On Tuesday, the Kazakh Energy Ministry said that Russia and Kazakhstan had been singled out for an increase in oil output in February and March under the OPEC+ deal.

"The Meeting acknowledged the need to gradually return 2 mb/d [million barrels a day] to the market, with the pace being determined according to market conditions. It reconfirmed the decision made at the 12th OPEC+ Ministerial Meeting to increase production by 0.5 mb/d starting in January 2021, and adjusting production from 7.7 mb/d to 7.2 mb/d," the statement on the results of the OPEC+ Ministerial Meeting read.

According to the OPEC figures, Russia will be increasing production by 65,000 barrels a day in February and March, while Kazakhstan will increase production by 10,000 barrels a day over the same period.

Kazakhstan will produce 1.427 million barrels a day in February and 1.437 million in March, the Kazakh Energy Ministry estimated. Russia will raise daily production to 9.184 million barrels in February and 9.249 million in March.

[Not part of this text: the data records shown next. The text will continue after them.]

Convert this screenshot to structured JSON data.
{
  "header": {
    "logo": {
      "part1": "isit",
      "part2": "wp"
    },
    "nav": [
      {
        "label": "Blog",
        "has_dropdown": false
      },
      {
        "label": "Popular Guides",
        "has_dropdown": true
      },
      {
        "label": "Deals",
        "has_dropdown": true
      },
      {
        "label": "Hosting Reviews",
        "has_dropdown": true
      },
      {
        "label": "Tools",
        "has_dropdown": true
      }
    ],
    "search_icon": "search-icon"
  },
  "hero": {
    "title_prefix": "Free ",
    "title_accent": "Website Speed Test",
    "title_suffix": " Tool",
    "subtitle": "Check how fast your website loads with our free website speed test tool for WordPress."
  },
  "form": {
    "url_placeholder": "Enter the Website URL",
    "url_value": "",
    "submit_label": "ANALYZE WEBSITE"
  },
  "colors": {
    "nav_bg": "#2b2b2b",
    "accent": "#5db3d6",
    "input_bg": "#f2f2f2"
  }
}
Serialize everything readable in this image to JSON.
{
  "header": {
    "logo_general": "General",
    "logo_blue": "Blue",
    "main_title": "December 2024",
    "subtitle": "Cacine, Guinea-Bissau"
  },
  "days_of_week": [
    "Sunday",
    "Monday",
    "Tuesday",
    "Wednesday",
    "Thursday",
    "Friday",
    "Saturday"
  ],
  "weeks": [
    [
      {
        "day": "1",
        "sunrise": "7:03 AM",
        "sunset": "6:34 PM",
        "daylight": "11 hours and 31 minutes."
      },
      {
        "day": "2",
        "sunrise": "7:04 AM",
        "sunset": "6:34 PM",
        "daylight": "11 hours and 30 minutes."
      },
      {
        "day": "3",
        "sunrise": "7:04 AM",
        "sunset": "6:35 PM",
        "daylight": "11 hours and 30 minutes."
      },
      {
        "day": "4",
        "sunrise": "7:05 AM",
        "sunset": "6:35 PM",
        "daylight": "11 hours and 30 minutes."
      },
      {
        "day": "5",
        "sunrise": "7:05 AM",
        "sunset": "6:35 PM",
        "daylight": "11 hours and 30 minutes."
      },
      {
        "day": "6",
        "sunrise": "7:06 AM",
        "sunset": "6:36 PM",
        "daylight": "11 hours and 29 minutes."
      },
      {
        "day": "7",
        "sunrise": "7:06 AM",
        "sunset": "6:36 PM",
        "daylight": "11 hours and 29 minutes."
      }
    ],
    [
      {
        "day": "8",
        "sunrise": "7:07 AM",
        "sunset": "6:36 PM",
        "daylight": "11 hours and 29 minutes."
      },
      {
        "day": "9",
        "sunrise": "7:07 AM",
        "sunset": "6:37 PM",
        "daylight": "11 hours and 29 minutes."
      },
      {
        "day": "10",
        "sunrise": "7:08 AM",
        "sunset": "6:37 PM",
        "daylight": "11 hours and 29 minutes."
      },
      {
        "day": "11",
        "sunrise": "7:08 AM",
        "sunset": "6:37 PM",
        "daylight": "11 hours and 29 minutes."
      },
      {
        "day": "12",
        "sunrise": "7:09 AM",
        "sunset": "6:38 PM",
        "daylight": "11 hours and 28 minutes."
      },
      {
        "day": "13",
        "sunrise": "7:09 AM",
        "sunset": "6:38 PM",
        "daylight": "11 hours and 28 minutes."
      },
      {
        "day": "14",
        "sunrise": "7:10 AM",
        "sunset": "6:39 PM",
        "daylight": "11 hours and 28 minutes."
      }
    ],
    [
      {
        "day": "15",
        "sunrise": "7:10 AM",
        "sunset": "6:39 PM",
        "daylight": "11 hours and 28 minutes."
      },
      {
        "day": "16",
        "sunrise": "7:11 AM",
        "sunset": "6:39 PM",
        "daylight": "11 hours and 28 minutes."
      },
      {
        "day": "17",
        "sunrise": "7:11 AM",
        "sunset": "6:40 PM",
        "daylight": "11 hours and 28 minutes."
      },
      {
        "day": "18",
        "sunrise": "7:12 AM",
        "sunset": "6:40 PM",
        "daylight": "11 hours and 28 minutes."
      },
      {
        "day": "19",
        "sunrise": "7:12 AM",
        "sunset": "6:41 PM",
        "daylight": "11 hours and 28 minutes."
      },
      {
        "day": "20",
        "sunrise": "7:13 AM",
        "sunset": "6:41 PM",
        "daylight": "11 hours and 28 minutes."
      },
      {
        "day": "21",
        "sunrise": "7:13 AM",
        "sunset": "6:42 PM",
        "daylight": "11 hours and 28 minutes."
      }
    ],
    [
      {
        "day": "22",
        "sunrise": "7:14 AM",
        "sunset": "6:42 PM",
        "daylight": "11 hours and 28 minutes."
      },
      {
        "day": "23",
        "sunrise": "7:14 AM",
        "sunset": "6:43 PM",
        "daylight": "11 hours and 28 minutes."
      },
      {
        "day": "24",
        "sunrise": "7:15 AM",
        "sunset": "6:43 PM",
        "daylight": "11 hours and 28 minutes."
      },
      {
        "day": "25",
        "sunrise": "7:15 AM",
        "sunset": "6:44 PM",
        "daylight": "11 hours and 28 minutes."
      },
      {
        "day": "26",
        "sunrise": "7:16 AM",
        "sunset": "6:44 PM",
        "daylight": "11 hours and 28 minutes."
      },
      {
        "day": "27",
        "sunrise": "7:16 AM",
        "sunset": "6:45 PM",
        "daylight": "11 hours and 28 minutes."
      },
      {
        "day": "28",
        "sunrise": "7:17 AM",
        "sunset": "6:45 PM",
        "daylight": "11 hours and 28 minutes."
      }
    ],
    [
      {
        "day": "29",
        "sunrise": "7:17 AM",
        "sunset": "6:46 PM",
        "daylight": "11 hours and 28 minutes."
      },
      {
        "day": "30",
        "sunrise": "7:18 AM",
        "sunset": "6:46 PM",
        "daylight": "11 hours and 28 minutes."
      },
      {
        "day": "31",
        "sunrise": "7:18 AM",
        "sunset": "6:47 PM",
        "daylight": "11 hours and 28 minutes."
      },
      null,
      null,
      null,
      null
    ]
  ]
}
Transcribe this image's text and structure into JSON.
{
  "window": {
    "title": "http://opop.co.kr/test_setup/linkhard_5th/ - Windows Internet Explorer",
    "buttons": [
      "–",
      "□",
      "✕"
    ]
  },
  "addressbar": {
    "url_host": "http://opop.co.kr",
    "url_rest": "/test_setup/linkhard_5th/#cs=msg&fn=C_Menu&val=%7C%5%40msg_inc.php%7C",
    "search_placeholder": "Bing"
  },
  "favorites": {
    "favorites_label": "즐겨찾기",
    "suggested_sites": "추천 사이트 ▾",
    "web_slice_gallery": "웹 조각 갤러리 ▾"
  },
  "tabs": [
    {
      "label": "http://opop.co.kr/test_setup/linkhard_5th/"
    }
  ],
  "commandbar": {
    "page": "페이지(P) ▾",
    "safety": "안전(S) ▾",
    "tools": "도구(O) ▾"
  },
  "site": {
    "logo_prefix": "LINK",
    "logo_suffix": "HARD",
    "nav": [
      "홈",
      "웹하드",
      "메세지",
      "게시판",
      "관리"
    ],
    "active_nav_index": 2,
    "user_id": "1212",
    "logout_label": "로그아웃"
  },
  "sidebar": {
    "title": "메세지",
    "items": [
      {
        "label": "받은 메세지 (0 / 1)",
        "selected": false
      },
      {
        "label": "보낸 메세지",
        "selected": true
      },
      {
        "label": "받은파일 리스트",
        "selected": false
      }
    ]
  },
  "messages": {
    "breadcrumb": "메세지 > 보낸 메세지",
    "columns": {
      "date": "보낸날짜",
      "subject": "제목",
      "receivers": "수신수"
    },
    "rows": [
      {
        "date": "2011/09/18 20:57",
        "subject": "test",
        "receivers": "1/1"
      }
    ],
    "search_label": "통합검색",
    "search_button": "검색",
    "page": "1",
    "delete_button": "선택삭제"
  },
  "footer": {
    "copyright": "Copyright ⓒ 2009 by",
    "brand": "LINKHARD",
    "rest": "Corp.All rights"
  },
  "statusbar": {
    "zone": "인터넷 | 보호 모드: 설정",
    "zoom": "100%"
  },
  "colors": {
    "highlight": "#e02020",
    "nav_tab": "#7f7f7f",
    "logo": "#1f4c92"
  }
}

A source in the Central Asian nation’s petroleum industry explained to Sputnik that the increase was calculated based on the countries' annual production figures. Kazakhstan produces 85.5 million tonnes of oil and Russia 560 million tonnes.

Overall, the level of oil production cuts would ease from 7.2 million barrels a day in January to 7.125 mb/d in February and 7.05 mb/d in March.

At the same time, the underperformers with the oil cuts quotas will need to submit their plans on offsetting the shortcomings by January 15, according to the statement.